Reference

stscraper is a Python interface for GitHub API

Key features:

  • utilize multiple API keys to speed up scraping

  • transparently handle pagination and minor network errors

Installation

pip install --user --upgrade strudel.scraper

Usage

The main way to use this module is through GitHubAPI objects.

import stscraper as scraper
import pandas as pd

gh_api = scraper.GitHubAPI("token1,token2,...")

# repo_issues is a generator that can be used
# to instantiate a pandas dataframe
issues = pd.DataFrame(gh_api.repo_issues('cmustrudel/strudel.scraper'))

Tokens can be provided either at class instantiation or through an environment variable:

# somewhere in ~/.bashrc
export GITHUB_API_TOKENS='comma-separated list of tokens'
# later, in some Python file:
gh_api = scraper.GitHubAPI()  # tokens from the environment var will be used

If no keys were passed at class instantiation and GITLAB_API_TOKENS environment variable is not defined, stscraper will also check GITHUB_TOKEN environment variable. This variable is created by GitHub actions runner and also used by hub utility.

REST (v3) API

class stscraper.GitHubAPI(*args, **kwargs)[source]

This is a convenience class to pool GitHub v3 API keys and update their limits after every request. Actual work is done by outside classes, such as _IssueIterator and _CommitIterator

all_repos()[source]

Get all GitHub repositories

all_users()[source]

Get all GitHub users

issue_comments(repo, issue_id)[source]

Get comments on an issue or a pull request. Note that for pull requests this method will return only general comments to the pull request, but not review comments related to some code. Use review_comments() to get those instead.

issue_events(repo, issue_no)[source]

Get issue events. This includes state changes, references, labels etc.

org_members(org)[source]

Get public organization members. Note that if you are a member of the organization you’ll get everybody.

org_repos(org)[source]

Get organization repositories

static project_exists(repo_slug)[source]

Check if the project exists. This is a slightly cheaper alternative to getting repository info. It does not using API keys.

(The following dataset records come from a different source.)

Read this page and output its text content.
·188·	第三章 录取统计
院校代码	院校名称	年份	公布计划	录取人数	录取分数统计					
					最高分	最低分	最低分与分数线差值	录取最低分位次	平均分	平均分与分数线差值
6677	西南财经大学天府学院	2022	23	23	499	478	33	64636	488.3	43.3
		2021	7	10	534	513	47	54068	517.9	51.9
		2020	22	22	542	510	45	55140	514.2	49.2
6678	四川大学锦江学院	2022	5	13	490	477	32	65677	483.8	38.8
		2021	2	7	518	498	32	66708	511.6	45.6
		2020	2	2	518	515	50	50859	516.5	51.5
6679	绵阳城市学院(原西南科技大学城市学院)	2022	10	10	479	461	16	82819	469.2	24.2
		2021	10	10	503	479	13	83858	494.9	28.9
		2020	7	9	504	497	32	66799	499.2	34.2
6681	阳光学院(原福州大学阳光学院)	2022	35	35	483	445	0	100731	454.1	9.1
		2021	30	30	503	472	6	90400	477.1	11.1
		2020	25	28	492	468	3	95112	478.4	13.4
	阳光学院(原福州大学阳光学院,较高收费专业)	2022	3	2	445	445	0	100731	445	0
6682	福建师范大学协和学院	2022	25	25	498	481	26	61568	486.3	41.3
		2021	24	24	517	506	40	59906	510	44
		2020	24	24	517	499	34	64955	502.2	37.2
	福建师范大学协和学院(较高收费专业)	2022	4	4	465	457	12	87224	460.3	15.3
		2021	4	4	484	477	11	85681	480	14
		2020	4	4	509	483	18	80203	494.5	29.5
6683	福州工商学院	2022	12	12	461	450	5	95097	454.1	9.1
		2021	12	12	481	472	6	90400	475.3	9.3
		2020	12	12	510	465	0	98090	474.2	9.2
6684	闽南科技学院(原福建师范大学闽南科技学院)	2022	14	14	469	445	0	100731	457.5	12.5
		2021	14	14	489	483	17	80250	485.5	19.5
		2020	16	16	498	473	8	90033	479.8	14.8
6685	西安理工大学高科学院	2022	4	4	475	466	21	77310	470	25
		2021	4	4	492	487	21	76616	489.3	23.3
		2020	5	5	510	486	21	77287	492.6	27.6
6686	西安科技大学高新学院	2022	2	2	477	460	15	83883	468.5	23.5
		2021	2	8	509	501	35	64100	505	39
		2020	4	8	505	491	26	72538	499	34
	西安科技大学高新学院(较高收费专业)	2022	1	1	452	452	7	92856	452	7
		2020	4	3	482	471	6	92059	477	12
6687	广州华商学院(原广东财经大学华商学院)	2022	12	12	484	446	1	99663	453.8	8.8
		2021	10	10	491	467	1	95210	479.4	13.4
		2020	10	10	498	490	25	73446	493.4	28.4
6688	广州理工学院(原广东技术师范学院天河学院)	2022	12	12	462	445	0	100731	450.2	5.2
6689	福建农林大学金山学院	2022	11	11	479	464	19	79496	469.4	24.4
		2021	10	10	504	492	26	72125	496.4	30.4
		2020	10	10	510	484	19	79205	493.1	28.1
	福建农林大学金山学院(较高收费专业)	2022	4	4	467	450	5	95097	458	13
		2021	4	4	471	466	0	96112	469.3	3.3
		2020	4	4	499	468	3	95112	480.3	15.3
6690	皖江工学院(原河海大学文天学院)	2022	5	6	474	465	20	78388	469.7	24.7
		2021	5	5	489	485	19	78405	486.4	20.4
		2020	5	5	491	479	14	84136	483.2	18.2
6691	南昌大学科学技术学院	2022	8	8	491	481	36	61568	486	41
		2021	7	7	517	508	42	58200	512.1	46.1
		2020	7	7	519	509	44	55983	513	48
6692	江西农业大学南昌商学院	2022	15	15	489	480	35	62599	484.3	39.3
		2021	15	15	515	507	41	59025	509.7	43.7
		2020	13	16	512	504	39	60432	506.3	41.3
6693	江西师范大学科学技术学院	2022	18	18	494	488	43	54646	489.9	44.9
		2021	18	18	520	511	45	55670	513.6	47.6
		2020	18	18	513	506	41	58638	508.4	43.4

pull_request_commits(repo, pr_id)[source]

Get commits in a pull request. pr_id is the visible pull request number, not internal GitHub id.

repo_commit(repo_slug, commit_hash)[source]

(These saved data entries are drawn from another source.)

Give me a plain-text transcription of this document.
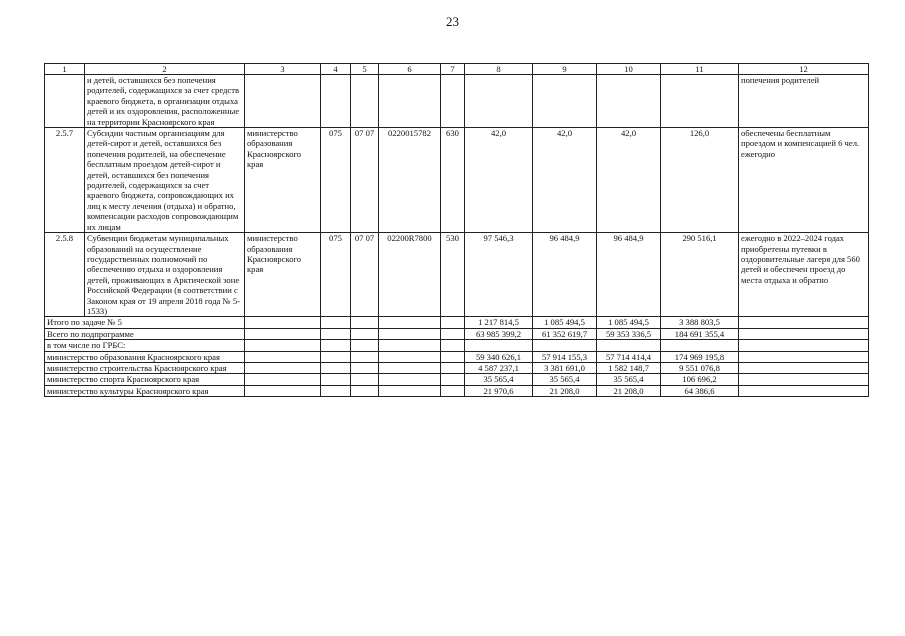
23
1	2	3	4	5	6	7	8	9	10	11	12
	и детей, оставшихся без попечения родителей, содержащихся за счет средств краевого бюджета, в организации отдыха детей и их оздоровления, расположенные на территории Красноярского края										попечения родителей
2.5.7	Субсидии частным организациям для детей-сирот и детей, оставшихся без попечения родителей, на обеспечение бесплатным проездом детей-сирот и детей, оставшихся без попечения родителей, содержащихся за счет краевого бюджета, сопровождающих их лиц к месту лечения (отдыха) и обратно, компенсации расходов сопровождающим их лицам	министерство образования Красноярского края	075	07 07	0220015782	630	42,0	42,0	42,0	126,0	обеспечены бесплатным проездом и компенсацией 6 чел. ежегодно
2.5.8	Субвенции бюджетам муниципальных образований на осуществление государственных полномочий по обеспечению отдыха и оздоровления детей, проживающих в Арктической зоне Российской Федерации (в соответствии с Законом края от 19 апреля 2018 года № 5-1533)	министерство образования Красноярского края	075	07 07	02200R7800	530	97 546,3	96 484,9	96 484,9	290 516,1	ежегодно в 2022–2024 годах приобретены путевки в оздоровительные лагеря для 560 детей и обеспечен проезд до места отдыха и обратно
Итого по задаче № 5							1 217 814,5	1 085 494,5	1 085 494,5	3 388 803,5	
Всего по подпрограмме							63 985 399,2	61 352 619,7	59 353 336,5	184 691 355,4	
в том числе по ГРБС:											
министерство образования Красноярского края							59 340 626,1	57 914 155,3	57 714 414,4	174 969 195,8	
министерство строительства Красноярского края							4 587 237,1	3 381 691,0	1 582 148,7	9 551 076,8	
министерство спорта Красноярского края							35 565,4	35 565,4	35 565,4	106 696,2	
министерство культуры Красноярского края							21 970,6	21 208,0	21 208,0	64 386,6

Get details for a single commit.

repo_commits(repo_slug)[source]

Get all repository commits. Note that GitHub API might ignore some merge commits

repo_contributors(repo_slug)[source]

Get a timeline of up to 100 top project contributors

Suggested use:

>>> import pandas as pd
>>> df = pd.DataFrame(
...     GitHubAPI().repo_contributors(repo_slug)).set_index('user')
>>> df.columns = pd.to_datetime(df.columns, unit='s')
>>> df
          2018-08-19  2018-08-26    ...    2020-07-12  2020-07-19
user                                ...
user2589           3           0    ...             0           0
...
repo_info(repo_slug)[source]

Get repository info

repo_issue_comments(repo_slug)[source]

Get all comments in all issues and pull requests, both open and closed.

repo_issue_events(repo_slug)[source]

Get all events in all issues and pull requests, both open and closed.

repo_issues(repo_slug)[source]

Get repository issues (not including pull requests)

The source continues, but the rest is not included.